I found these in my applications folder recently, having forgotten i'd even installed them. The package must not have allowed installation in a location other than the Applications folder, because i normally reserve that for serious work software, installing games in a secondary Applications folder.
Since Neverball and Neverputt are packaged together, i'll save my full review until i've experimented more with Neverball.
It looks like i'm going to be the voice of dissent regarding NEVERPUTT. I like the concept and while not chock full of eye and ear candy, the UI is straight forward, has great clarity and is simple to use. No real complaints there.
That being said, i have pretty serious problems with BOTH the physics and hole designs. The ball collisions are too elastic and friction too slight.

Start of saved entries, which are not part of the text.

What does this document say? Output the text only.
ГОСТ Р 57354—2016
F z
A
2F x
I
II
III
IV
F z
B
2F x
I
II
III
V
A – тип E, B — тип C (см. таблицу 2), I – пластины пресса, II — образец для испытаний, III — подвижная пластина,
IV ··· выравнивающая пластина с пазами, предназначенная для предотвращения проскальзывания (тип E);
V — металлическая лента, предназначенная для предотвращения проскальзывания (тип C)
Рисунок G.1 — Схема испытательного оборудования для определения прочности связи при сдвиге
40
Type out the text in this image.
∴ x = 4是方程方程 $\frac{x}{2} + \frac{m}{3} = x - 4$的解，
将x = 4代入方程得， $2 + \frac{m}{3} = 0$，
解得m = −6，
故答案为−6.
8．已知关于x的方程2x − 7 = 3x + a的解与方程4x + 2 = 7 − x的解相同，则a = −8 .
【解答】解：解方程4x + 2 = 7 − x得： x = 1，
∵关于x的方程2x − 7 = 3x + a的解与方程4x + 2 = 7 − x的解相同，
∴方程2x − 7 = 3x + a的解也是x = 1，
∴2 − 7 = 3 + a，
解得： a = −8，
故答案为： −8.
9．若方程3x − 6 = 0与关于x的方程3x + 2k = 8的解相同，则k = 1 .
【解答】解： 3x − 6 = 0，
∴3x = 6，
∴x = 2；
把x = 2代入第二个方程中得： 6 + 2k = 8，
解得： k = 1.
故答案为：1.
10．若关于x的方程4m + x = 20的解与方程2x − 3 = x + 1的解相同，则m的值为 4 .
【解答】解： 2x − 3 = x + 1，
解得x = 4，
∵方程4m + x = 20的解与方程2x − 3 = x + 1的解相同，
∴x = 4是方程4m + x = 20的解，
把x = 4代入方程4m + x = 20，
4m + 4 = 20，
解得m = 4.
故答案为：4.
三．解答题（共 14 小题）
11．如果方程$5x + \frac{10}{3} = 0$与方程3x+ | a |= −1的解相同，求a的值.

As far as the level designs, i disagree with the claim that the beginning course has a smooth learning curve. In general holes have too many gaps, tricks, and overly steep ramps.
That could potentially be good and all appears interesting enough, but when you put the boingy physics together with the traps and steep ramps, it adds up to annoyingly pedantic play requirements.
1 - A ramp simply rises to a higher platform. Given the physics a shot which seems to have enough power to make it up the ramp, will typically cause the ball to bounce at the base of the ramp instead of rolling up, greatly reducing it's speed so it doesn't make it. A harder hit will then get the ball to the top, but with enough of a bounce that unless the platform at the top is wide (a rare occurrence) the ball will retain enough bounce to fly off the world for a penalty stroke.
2 - Lots of platforms turns corners and ascend ramps. Because a ball will bounce off the base of a ramp, bouncing around a corner with enough speed to have any chance of ascending the ramp will bounce the ball off the world.